Il 20 marzo è stata una giornata elettorale per ben 6 Paesi africani: si è votato in Congo, Niger, Zanzibar e Benin dove si sono svolte le presidenziali. A Capo Verde ci sono state le elezioni parlamentari e in Senegal i cittadini sono stati chiamati alle urne per un referendum. In molti casi si sono verificati rallentamenti, dispute e dibattiti per cui i risultati non sono ancora certi.
In Congo, per esempio, il presidente Denis Sassou Nguesso, con una militanza politica alle spalle lunghissima, ha previsto misure restrittive molto discutibili: chiusura delle telecomunicazioni per evitare presunte “pubblicazioni illegali” dei risultati, proibizione di utilizzare veicoli a motore e in generale tutto ciò che – stando a lui – potrebbe interferire sulle votazioni.

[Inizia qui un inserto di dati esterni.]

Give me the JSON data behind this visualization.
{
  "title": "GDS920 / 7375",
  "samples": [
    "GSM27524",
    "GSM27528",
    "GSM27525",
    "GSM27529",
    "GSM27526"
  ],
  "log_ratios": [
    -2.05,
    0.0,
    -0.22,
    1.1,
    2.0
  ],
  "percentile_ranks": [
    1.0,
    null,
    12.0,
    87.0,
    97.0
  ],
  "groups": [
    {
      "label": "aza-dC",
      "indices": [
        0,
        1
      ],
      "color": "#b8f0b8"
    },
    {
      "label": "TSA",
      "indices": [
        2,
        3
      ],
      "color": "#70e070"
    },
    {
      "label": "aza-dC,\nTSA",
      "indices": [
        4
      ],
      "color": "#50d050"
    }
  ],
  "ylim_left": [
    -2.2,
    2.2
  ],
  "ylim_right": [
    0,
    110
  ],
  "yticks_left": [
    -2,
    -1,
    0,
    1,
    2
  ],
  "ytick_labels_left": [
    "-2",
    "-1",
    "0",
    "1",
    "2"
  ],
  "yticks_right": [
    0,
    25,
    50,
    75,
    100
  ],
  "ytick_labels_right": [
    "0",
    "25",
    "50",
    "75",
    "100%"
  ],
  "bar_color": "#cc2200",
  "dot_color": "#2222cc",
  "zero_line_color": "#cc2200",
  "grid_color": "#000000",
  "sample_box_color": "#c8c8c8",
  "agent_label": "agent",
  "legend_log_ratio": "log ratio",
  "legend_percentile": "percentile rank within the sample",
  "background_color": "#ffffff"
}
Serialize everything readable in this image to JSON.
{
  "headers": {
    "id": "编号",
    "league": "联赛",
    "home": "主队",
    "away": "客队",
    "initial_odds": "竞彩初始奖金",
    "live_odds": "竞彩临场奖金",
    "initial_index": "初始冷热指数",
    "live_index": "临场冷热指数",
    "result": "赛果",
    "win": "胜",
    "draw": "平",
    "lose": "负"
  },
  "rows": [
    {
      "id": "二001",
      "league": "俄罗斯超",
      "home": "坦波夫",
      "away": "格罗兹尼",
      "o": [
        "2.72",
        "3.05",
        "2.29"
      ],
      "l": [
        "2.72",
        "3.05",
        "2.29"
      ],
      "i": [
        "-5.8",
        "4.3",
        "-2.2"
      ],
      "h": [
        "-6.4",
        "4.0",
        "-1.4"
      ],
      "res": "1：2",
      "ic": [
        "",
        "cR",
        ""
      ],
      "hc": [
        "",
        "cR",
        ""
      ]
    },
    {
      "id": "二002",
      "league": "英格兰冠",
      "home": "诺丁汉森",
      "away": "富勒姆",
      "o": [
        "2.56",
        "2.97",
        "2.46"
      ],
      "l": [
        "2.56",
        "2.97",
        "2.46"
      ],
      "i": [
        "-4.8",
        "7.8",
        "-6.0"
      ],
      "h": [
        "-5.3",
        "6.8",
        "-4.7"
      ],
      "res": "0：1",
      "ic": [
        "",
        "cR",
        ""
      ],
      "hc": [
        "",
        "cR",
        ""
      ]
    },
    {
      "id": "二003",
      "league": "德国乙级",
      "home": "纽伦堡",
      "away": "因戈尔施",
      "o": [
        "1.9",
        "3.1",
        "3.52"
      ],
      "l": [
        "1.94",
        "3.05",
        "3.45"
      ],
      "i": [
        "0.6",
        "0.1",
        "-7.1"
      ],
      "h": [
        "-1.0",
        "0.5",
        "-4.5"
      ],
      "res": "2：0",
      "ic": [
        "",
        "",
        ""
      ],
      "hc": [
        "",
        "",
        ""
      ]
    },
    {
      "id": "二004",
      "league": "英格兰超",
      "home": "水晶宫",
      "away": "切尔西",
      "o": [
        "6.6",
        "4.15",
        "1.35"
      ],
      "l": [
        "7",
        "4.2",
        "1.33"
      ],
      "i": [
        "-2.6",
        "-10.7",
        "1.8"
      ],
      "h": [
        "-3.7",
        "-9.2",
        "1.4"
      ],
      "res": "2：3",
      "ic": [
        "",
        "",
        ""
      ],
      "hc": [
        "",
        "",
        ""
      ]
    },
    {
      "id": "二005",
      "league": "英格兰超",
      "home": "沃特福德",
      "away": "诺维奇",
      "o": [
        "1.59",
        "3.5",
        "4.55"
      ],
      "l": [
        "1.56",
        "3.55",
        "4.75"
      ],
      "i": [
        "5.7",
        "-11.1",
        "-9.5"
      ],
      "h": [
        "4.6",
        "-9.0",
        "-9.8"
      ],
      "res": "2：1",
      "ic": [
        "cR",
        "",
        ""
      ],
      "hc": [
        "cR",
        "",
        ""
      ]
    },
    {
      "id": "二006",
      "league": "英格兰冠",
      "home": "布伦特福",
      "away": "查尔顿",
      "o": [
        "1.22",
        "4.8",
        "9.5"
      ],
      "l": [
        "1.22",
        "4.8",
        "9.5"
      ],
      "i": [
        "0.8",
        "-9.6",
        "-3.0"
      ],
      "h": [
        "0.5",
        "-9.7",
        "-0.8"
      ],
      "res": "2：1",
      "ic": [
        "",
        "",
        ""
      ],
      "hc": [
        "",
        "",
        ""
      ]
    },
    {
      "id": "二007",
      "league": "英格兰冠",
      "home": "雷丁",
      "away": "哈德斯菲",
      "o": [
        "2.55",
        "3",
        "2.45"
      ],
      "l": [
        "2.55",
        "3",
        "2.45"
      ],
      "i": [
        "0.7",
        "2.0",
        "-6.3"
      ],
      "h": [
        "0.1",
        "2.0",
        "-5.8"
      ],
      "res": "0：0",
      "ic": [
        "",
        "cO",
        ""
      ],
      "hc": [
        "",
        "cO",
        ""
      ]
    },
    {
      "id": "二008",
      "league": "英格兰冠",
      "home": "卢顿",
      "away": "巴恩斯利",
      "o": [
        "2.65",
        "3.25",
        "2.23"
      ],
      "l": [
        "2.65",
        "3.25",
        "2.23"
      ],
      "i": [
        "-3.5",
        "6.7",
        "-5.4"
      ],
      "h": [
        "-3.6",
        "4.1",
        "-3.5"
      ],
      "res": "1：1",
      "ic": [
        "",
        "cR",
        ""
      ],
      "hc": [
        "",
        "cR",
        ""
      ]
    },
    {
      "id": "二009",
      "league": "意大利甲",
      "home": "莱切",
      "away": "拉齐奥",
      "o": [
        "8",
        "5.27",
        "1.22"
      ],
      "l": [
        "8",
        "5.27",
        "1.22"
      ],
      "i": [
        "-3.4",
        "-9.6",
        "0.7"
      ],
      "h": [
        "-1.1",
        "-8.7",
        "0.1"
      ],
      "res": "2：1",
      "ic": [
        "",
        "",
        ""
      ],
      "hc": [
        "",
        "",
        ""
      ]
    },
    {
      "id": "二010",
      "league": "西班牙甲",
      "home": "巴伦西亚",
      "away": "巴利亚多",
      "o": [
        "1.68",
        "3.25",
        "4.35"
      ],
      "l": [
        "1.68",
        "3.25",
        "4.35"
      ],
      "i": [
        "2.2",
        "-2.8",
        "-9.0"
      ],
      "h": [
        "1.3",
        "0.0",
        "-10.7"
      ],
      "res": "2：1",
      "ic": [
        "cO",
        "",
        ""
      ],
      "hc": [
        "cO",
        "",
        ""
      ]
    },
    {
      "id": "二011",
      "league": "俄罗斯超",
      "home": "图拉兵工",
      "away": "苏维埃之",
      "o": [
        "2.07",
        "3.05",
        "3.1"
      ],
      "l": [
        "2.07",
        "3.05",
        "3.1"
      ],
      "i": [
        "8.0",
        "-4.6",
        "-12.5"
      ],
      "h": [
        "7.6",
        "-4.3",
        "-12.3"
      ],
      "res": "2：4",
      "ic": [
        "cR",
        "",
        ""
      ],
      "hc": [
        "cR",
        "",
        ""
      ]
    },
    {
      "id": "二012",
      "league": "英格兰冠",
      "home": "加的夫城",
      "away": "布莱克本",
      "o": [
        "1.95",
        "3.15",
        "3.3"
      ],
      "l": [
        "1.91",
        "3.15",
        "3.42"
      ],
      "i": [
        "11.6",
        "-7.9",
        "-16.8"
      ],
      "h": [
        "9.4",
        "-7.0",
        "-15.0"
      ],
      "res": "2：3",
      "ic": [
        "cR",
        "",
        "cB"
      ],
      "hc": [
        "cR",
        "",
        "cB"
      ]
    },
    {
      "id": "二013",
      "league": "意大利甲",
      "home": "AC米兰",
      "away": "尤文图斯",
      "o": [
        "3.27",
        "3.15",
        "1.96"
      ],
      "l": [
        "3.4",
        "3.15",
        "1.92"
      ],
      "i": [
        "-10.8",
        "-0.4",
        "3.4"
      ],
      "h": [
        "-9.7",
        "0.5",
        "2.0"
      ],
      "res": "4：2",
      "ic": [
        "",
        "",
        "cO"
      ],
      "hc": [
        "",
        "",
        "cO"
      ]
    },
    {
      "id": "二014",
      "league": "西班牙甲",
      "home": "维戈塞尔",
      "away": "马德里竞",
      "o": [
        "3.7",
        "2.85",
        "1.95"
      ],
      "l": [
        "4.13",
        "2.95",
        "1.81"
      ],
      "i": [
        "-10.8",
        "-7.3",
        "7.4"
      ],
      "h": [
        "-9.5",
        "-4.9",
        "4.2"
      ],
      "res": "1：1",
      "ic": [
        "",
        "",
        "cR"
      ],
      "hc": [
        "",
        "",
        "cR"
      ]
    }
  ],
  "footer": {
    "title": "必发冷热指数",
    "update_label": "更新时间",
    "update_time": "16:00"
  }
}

Pertanto, di cosa dicano le urne in Congo non si sa nulla.
Il Niger vede favorito il presidente Mahamadou Issoufou, mentre il suo rivale politico, Hama Amadou che era dato per svantaggiato, si trova al momento in un ospedale francese. Tuttavia anche qui la situazione appare confusa anche se il presidente reggente gode di maggiori possibilità di vittoria.
Nello Zanzibar, arcipelago autonomo della Tanzania, si sono sfidati il presidente uscente, Ali Mohamed Shein e Seif Sharif Hamad del Fronte Civico Unito. Già da ottobre, però, il Paese è diviso da forti attriti interni cui hanno dato seguito numerosi scontri, ragion per cui Hamad aveva invitato la popolazione a boicottare le elezioni; azione, questa, che ha favorito la rielezione di Ali Moohamed Shein con il 91,4 % dei voti.
Il Benin era impegnato sul fronte del secondo turno delle presidenziali. L’ex banchiere Lionel Zinsou è stato sconfitto da Patrice Talon, imprenditore del cotone.
Per quanto riguarda Capo Verde, abbiamo assistito allo scontro – che dura da 40 anni – tra il Partito Africano per l’Indipendenza e il Movimento per la Democrazia. Risultati non ancora pervenuti ma i primi sondaggi danno per favorito il secondo con premier Jorge Carlos Fonseca.
Altra storia in Senegal: i cittadini sono stati chiamati a esprimersi attraverso referendum popolare che aveva come oggetto la restrizione a due mandati dell’incarico di presidente della Repubblica. Operazione, questa, che ha visto scarsa adesione dal momento che in ogni caso i risultati non impedirebbero comunque all’attuale presidente Macky Sall di ricandidarsi per il terzo mandato dal momento che la legge entrerebbe in vigore alle prossime presidenziali.
Tutte le votazioni sono state eseguite senza alcun supporto informatico in quanto molti Paesi vi si sono opposti preferendo il vecchio metodo della votazione manuale. Prassi, questa, che alimenta la confusione e il ritardo dei dati dagli scrutini.